Думается, что приход к подобной модели взаимоотношений кино и зрителя вполне закономерен. Моделируя художественное пространство, автор ставит зрителя в ситуацию непосредственного разрешения конкретной проблемы “здесь и сейчас”. А степень активного присутствия зрителя в происходящем определяет качество его личностного роста.

Современным представителем гештальттерапевтического кино, без сомнения, можно назвать Андрея Звягинцева. Именно поэтому для нашего анализа мы выбрали одну из его картин – короткометражную ленту “Выбор” из цикла “Черная комната”.

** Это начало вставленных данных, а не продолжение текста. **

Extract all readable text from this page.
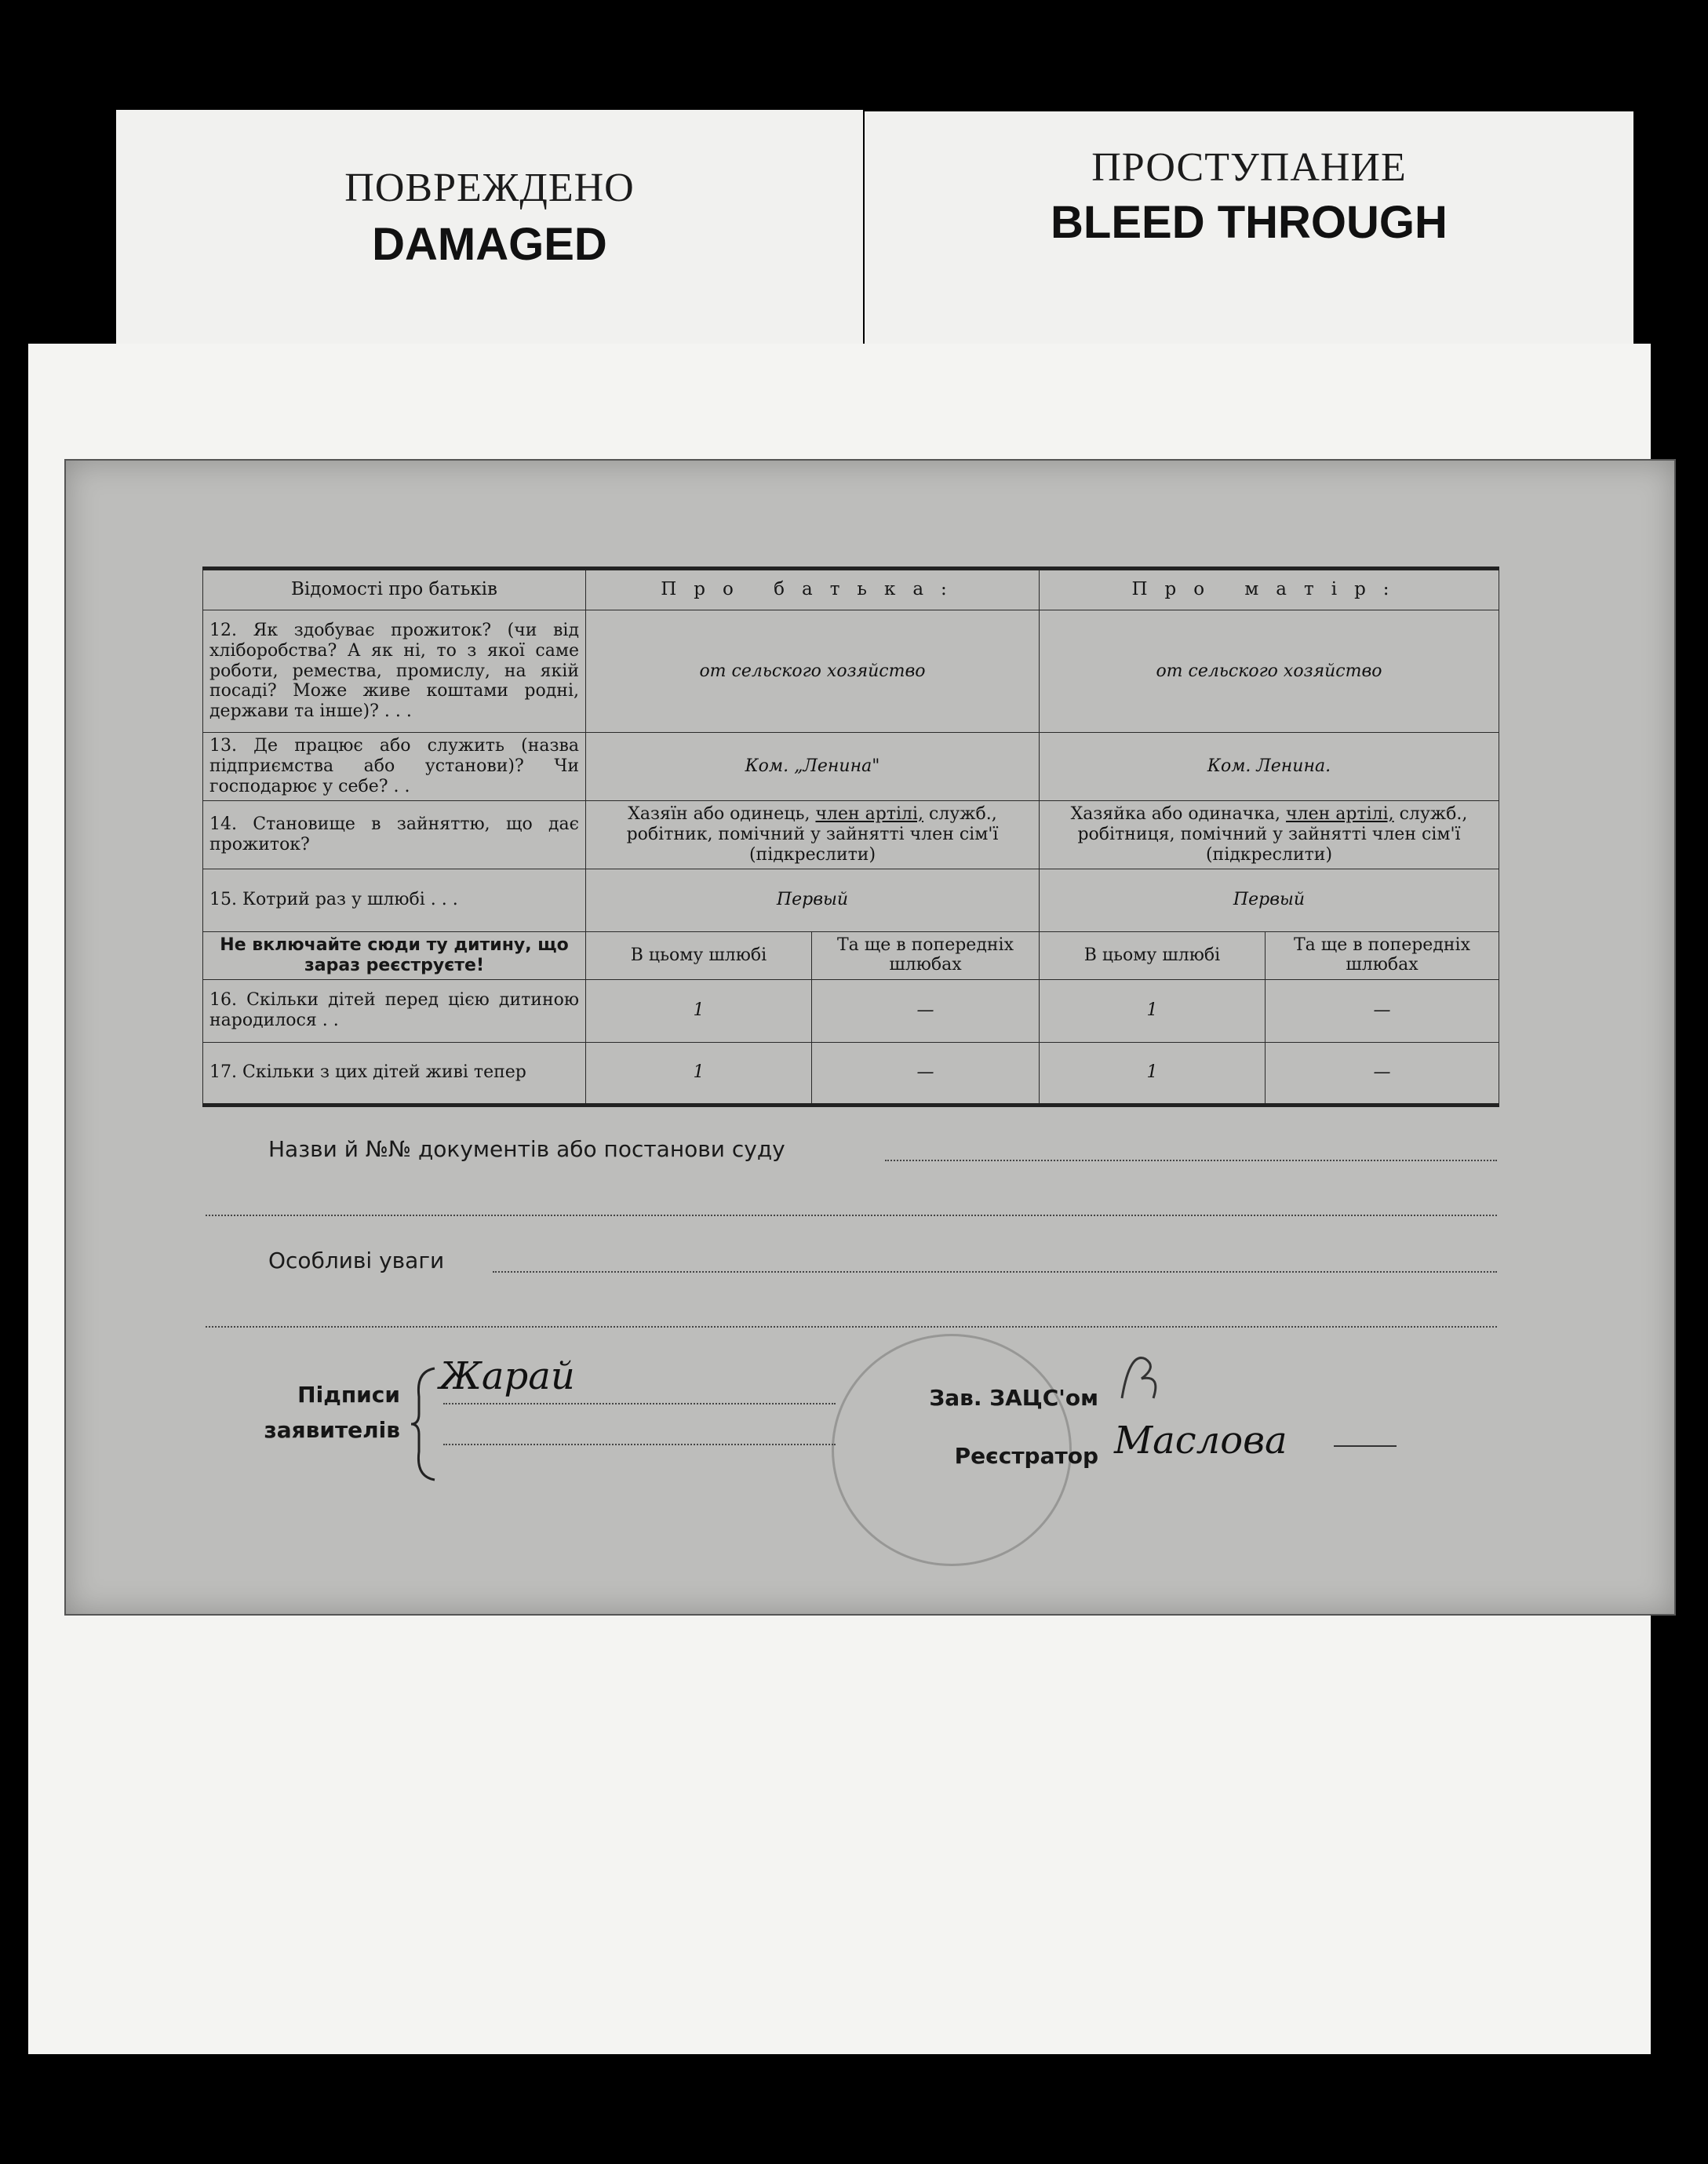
ПОВРЕЖДЕНО
DAMAGED
ПРОСТУПАНИЕ
BLEED THROUGH
Відомості про батьків	Про батька:		Про матір:	
12. Як здобуває прожиток? (чи від хліборобства? А як ні, то з якої саме роботи, ремества, промислу, на якій посаді? Може живе коштами родні, держави та інше)? . . .	от сельского хозяйство		от сельского хозяйство	
13. Де працює або служить (назва підприємства або установи)? Чи господарює у себе? . .	Ком. „Ленина"		Ком. Ленина.	
14. Становище в зайняттю, що дає прожиток?	Хазяїн або одинець, член артілі, служб., робітник, помічний у зайнятті член сім'ї (підкреслити)		Хазяйка або одиначка, член артілі, служб., робітниця, помічний у зайнятті член сім'ї (підкреслити)	
15. Котрий раз у шлюбі . . .	Первый		Первый	
Не включайте сюди ту дитину, що зараз реєструєте!	В цьому шлюбі	Та ще в попередніх шлюбах	В цьому шлюбі	Та ще в попередніх шлюбах
16. Скільки дітей перед цією дитиною народилося . .	1	—	1	—
17. Скільки з цих дітей живі тепер	1	—	1	—
Назви й №№ документів або постанови суду
Особливі уваги
Підписи
заявителів
Жарай	Зав. ЗАЦС'ом
Реєстратор Маслова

Работы Андрея Звягинцева интересны для анализа, поскольку многоплановость его киноизложения исключает возможность однозначной трактовки художественного материала. В его фильмах всегда есть место для недосказанности, смысловой амбивалентности. Его картины – не столько “зрелище для всех”, сколько личное послание к каждому человеку в отдельности. Режиссер закладывает в структуру фильмов вариативность прочтения, давая возможность каждому решать для себя, о чем фильм, понимать и оценивать его по-своему.

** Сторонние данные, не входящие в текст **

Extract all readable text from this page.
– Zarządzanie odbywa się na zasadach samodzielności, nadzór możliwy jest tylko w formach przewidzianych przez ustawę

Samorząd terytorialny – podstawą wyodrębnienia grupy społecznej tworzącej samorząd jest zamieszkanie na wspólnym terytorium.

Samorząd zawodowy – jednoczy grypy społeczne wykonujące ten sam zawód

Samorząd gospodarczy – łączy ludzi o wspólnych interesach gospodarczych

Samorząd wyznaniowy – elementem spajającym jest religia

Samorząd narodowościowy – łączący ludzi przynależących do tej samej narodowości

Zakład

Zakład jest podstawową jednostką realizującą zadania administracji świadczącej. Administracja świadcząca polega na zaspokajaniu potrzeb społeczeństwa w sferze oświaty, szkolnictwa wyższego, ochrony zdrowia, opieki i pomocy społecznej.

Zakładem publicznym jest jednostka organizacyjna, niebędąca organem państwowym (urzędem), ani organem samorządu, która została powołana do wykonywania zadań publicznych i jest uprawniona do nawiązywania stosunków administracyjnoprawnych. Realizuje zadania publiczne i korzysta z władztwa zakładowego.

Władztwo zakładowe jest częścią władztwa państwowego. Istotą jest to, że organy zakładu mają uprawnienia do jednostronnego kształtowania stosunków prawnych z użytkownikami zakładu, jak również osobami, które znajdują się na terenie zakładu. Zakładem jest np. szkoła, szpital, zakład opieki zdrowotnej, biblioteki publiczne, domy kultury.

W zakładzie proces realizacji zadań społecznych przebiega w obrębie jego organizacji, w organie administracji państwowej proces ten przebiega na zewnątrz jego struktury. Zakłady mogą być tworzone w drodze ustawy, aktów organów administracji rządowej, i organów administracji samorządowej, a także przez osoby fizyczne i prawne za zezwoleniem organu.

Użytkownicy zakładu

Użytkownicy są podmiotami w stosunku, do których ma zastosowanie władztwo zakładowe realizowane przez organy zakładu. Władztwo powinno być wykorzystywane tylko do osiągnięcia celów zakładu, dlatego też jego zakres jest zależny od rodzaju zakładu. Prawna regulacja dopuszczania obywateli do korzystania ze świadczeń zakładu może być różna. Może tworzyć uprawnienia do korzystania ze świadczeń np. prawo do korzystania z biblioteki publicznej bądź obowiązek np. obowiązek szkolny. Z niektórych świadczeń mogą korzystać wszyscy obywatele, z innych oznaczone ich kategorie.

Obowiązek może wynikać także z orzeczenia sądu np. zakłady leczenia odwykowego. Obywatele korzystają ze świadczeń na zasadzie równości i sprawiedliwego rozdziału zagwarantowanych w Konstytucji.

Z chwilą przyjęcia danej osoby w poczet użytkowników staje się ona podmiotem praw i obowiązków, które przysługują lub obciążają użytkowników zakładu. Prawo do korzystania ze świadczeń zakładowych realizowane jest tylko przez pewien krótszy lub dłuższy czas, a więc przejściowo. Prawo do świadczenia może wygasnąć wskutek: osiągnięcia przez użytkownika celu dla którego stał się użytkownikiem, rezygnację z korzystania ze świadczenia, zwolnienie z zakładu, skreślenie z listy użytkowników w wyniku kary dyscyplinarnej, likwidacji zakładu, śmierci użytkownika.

Вспоминаются слова Клода Леви-Стросса о том, что произведение искусства – это не какая-то загадка, которую нужно разгадать, это ответ, к которому пока не задан вопрос, ответы, к которым постоянно можно задавать новые вопросы.

Именно “интимность” разговора со зрителем, основанная на том, что в самом кинотексте заложены резервы его понимания, делает картины Звягинцева столь сложными для традиционного анализа и в то же время столь привлекательными для исследования. Мы не ставим перед собой цели достижения исчерпывающего разбора выбранной картины, но лишь попробуем взглянуть на нее с позиции проективного соавторства зрителя и режиссера.

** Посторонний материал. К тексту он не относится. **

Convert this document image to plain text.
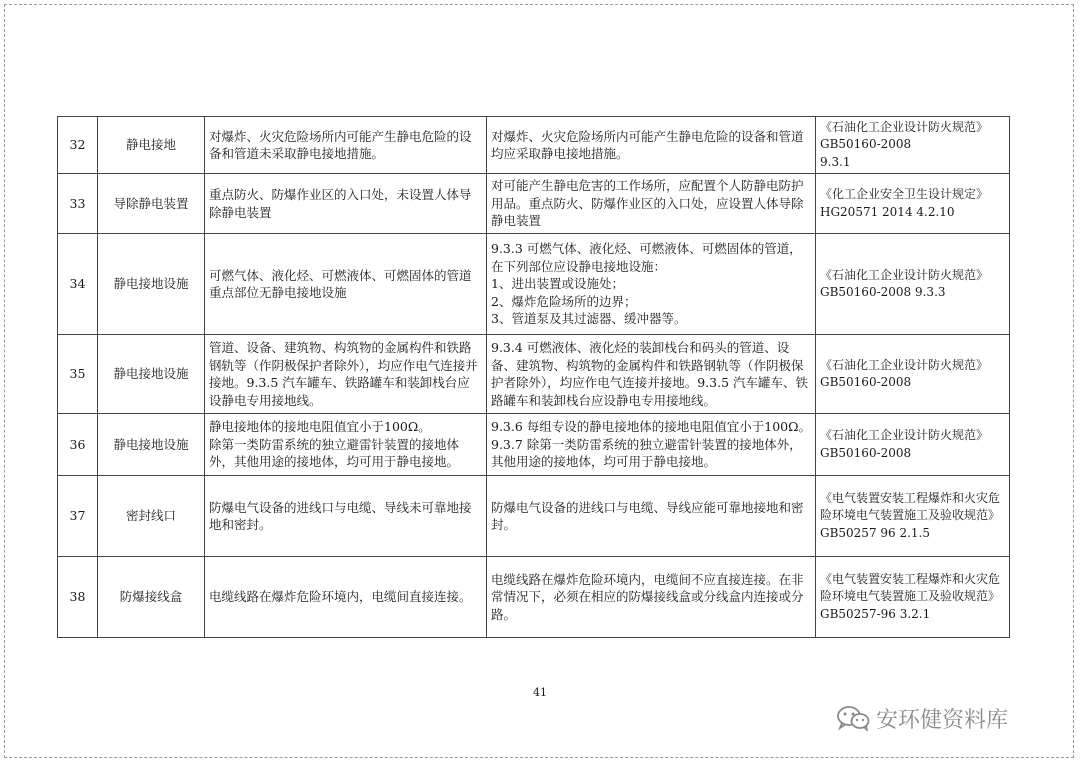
32	静电接地	对爆炸、火灾危险场所内可能产生静电危险的设备和管道未采取静电接地措施。	对爆炸、火灾危险场所内可能产生静电危险的设备和管道均应采取静电接地措施。	《石油化工企业设计防火规范》
GB50160-2008
9.3.1

33	导除静电装置	重点防火、防爆作业区的入口处，未设置人体导除静电装置	对可能产生静电危害的工作场所，应配置个人防静电防护用品。重点防火、防爆作业区的入口处，应设置人体导除静电装置	《化工企业安全卫生设计规定》
HG20571 2014 4.2.10

34	静电接地设施	可燃气体、液化烃、可燃液体、可燃固体的管道重点部位无静电接地设施	9.3.3 可燃气体、液化烃、可燃液体、可燃固体的管道，在下列部位应设静电接地设施：
1、进出装置或设施处；
2、爆炸危险场所的边界；
3、管道泵及其过滤器、缓冲器等。	《石油化工企业设计防火规范》
GB50160-2008 9.3.3

35	静电接地设施	管道、设备、建筑物、构筑物的金属构件和铁路钢轨等（作阴极保护者除外），均应作电气连接并接地。9.3.5 汽车罐车、铁路罐车和装卸栈台应设静电专用接地线。	9.3.4 可燃液体、液化烃的装卸栈台和码头的管道、设备、建筑物、构筑物的金属构件和铁路钢轨等（作阴极保护者除外），均应作电气连接并接地。9.3.5 汽车罐车、铁路罐车和装卸栈台应设静电专用接地线。	《石油化工企业设计防火规范》
GB50160-2008

36	静电接地设施	静电接地体的接地电阻值宜小于100Ω。
除第一类防雷系统的独立避雷针装置的接地体外，其他用途的接地体，均可用于静电接地。	9.3.6 每组专设的静电接地体的接地电阻值宜小于100Ω。9.3.7 除第一类防雷系统的独立避雷针装置的接地体外，其他用途的接地体，均可用于静电接地。	《石油化工企业设计防火规范》
GB50160-2008

37	密封线口	防爆电气设备的进线口与电缆、导线未可靠地接地和密封。	防爆电气设备的进线口与电缆、导线应能可靠地接地和密封。	《电气装置安装工程爆炸和火灾危险环境电气装置施工及验收规范》
GB50257 96 2.1.5

38	防爆接线盒	电缆线路在爆炸危险环境内，电缆间直接连接。	电缆线路在爆炸危险环境内，电缆间不应直接连接。在非常情况下，必须在相应的防爆接线盒或分线盒内连接或分路。	《电气装置安装工程爆炸和火灾危险环境电气装置施工及验收规范》
GB50257-96 3.2.1
41
安环健资料库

Кино – особая форма искусства, основной метод которого – наблюдение. В свою очередь, именно наблюдение является центральным понятием и основным инструментом гештальтпсихологии.

Каждый предмет в фильме, любой повседневный факт – это способ представления или понимания реальности. А задача кинохудожника – сделать процесс наблюдения повседневного факта творческим, или “инсайтным”. То есть мы можем говорить, что фильм не просто позволяет человеку прожить “дополнительное” время, но и насыщает это время, придает ему способность трансформировать когнитивно-эмоциональную структуру личности смотрящего.

Восприятие фильма вызывает к жизни некие психические механизмы, ведущие к переосмыслению определенных внутренних установок, реорганизации психических структур. При этом чрезвычайно важным становится сам процесс наблюдения.

Звягинцев не учит нас жизни, он исследует ее и вовлекает нас с собой в это путешествие. Экранные события в его фильмах организуются таким образом, чтобы поставить зрителя в условия, в которых перед ним встает некая творческая задача, в поиски решения которой он невольно вовлекается. Таким образом, фильм становится условием возникновения инсайта.